Reaparece el temido HLB en Sudáfrica, principal proveedor de naranjas de la UE
El Comité de Gestión de Cítricos exige a la Unión Europea que active medidas para evitar su propagación
El Citrus Research International (CRI), el centro citrícola de referencia de Sudáfrica, que financian los propios exportadores de este país, ha confirmado la reaparición del Citrus greening (HLB) en una amplia zona de hasta 15 km del municipio de Gqeberha (en el sureste del país), en jardines particulares con naranjos y limoneros. Tras esto, ha dado la voz de alarma a sus agricultores.
«Llevamos advirtiendo desde hace años de que Sudáfrica no es un proveedor de cítricos fiable para la UE y que sus autoridades no tienen credibilidad en materia de sanidad vegetal», señala a este respecto la presidenta del Comité de Gestión de Cítricos (CGC), Inmaculada Sanfeliu, quien pide a la Comisión Europea (CE) que «exija responsabilidades a sus autoridades por haber ocultado hasta dos focos durante años».
Ante el cariz que han tomado los acontecimientos y sabiendo que la provincia donde se han dado sendos brotes – Eastern Cape- es la segunda zona citrícola de Sudáfrica en importancia, cuenta con 26.000 hectáreas citrícolas y acapara el 26% de la producción sudafricana, el CGC reclama la «inmediata puesta en cuarentena de toda la provincia y su exclusión del programa de exportaciones a la UE».
Gravedad de la situación
Sudáfrica es el primer proveedor no comunitario de cítricos europeo y, si bien la fruta no es la vía de transmisión más probable sí hay literatura científica que acredita que la bacteria se puede detectar y ser viable en naranjas o mandarinas. Resulta más factible que pueda llegar a través de material vegetal introducido de forma clandestina.
Los responsables del CRI advierten ahora de la gravedad de la situación creada. El propio director de bioseguridad de este centro, el doctor Paul Fourie, reconoce en el comunicado difundido recientemente que «los agricultores de Sundays River son conscientes de que el Greening quizá se extienda a su región, muy probablemente sin saberlo a través de un árbol de un vivero infectado procedente de Gqeberha, así que esa es la advertencia que debemos difundir».
El HLB africano está estrechamente relacionado con el HLB asiático, que es la enfermedad de los cítricos más temida en todo el mundo.

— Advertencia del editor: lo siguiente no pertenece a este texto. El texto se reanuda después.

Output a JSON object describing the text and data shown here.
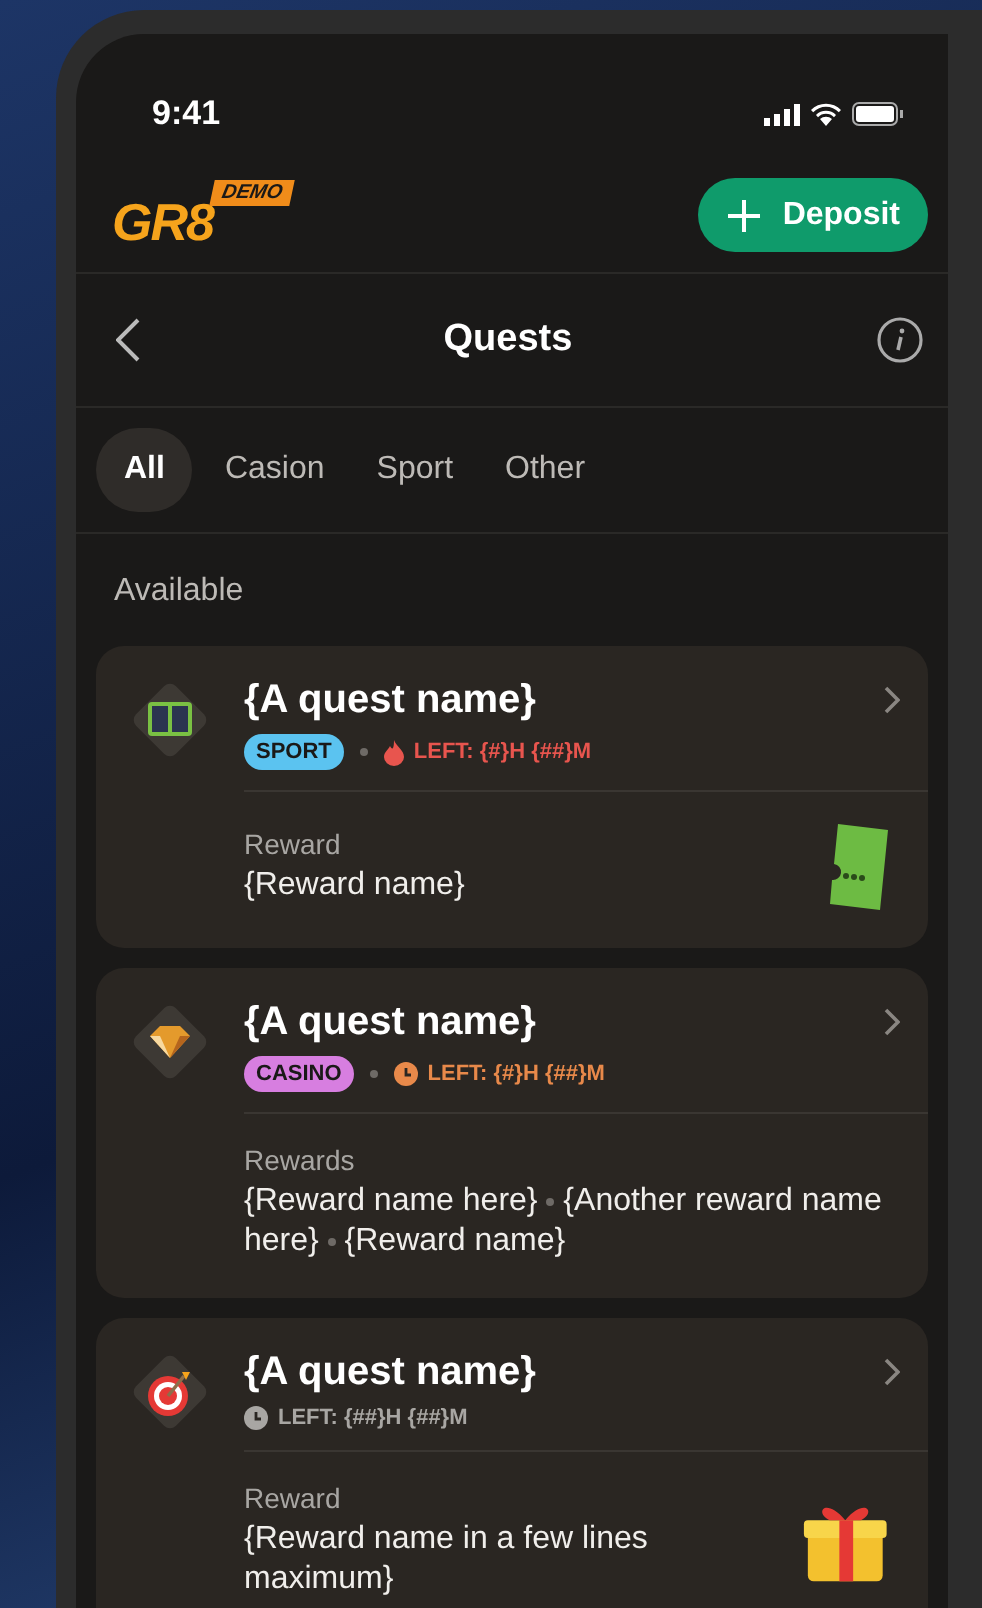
{
  "status_bar": {
    "time": "9:41"
  },
  "header": {
    "logo": "GR8",
    "logo_badge": "DEMO",
    "deposit_button": "Deposit"
  },
  "nav": {
    "title": "Quests"
  },
  "tabs": [
    {
      "label": "All",
      "selected": true
    },
    {
      "label": "Casion",
      "selected": false
    },
    {
      "label": "Sport",
      "selected": false
    },
    {
      "label": "Other",
      "selected": false
    }
  ],
  "section_title": "Available",
  "quests": [
    {
      "kind": "sport",
      "name": "{A quest name}",
      "tag": {
        "label": "SPORT",
        "color": "#5bc3f0"
      },
      "timer": {
        "kind": "fire",
        "text": "LEFT: {#}H {##}M",
        "color": "#e8554e"
      },
      "reward_label": "Reward",
      "rewards": [
        "{Reward name}"
      ],
      "reward_icon": {
        "kind": "ticket"
      }
    },
    {
      "kind": "casino",
      "name": "{A quest name}",
      "tag": {
        "label": "CASINO",
        "color": "#d77ee0"
      },
      "timer": {
        "kind": "clock",
        "text": "LEFT: {#}H {##}M",
        "color": "#e8894a"
      },
      "reward_label": "Rewards",
      "rewards": [
        "{Reward name here}",
        "{Another reward name here}",
        "{Reward name}"
      ]
    },
    {
      "kind": "target",
      "name": "{A quest name}",
      "timer": {
        "kind": "clock",
        "text": "LEFT: {##}H {##}M",
        "color": "#a8a6a3"
      },
      "reward_label": "Reward",
      "rewards": [
        "{Reward name in a few lines maximum}"
      ],
      "reward_icon": {
        "kind": "gift"
      }
    }
  ]
}
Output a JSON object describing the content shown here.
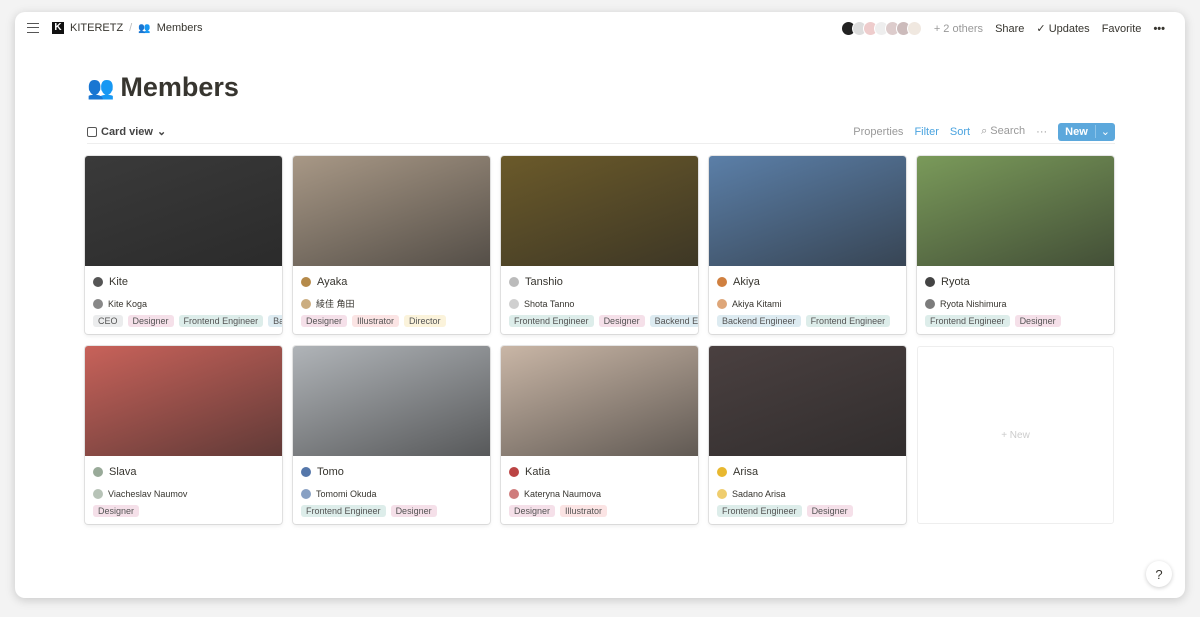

Este tipo de Greening se identificó por primera vez en Sudáfrica en 1920 y desde entonces su combate -y evitar la llegada de la variante asiática o de su vector- ha sido una de las prioridades de la industria citrícola de este país.
La cepa africana, transmitida por el vector Trioza erytreae, es la menos agresiva del HLB pero, aún así, se trata de una enfermedad cuya lucha está regulada como «prioritaria» en la UE frente a la que tampoco hay cura, que primero provoca manchas amarillas en las hojas y frutos pequeños y deformes de sabor amargo, y tras bloquear la circulación de la savia por las células del floema, la producción decae bruscamente y en muchos casos acaba por matar a los árboles.
La amenaza para los cítricos españoles y europeos es de primer orden, no sólo porque la mediterránea es la única gran zona productora del mundo donde la enfermedad no ha aparecido afortunadamente aún, sino porque en estos momentos ya se cuenta con los dos insectos vectores que pueden transmitir y propagar sendas bacterias, la citada Trioza -localizada por todo el litoral de la vecina Portugal, por Galicia y la cornisa cantábrica- y la Diaphorina citri (el de la vertiente asiática), que se identificó recientemente en territorio UE, concretamente en Chipre y años antes en Israel.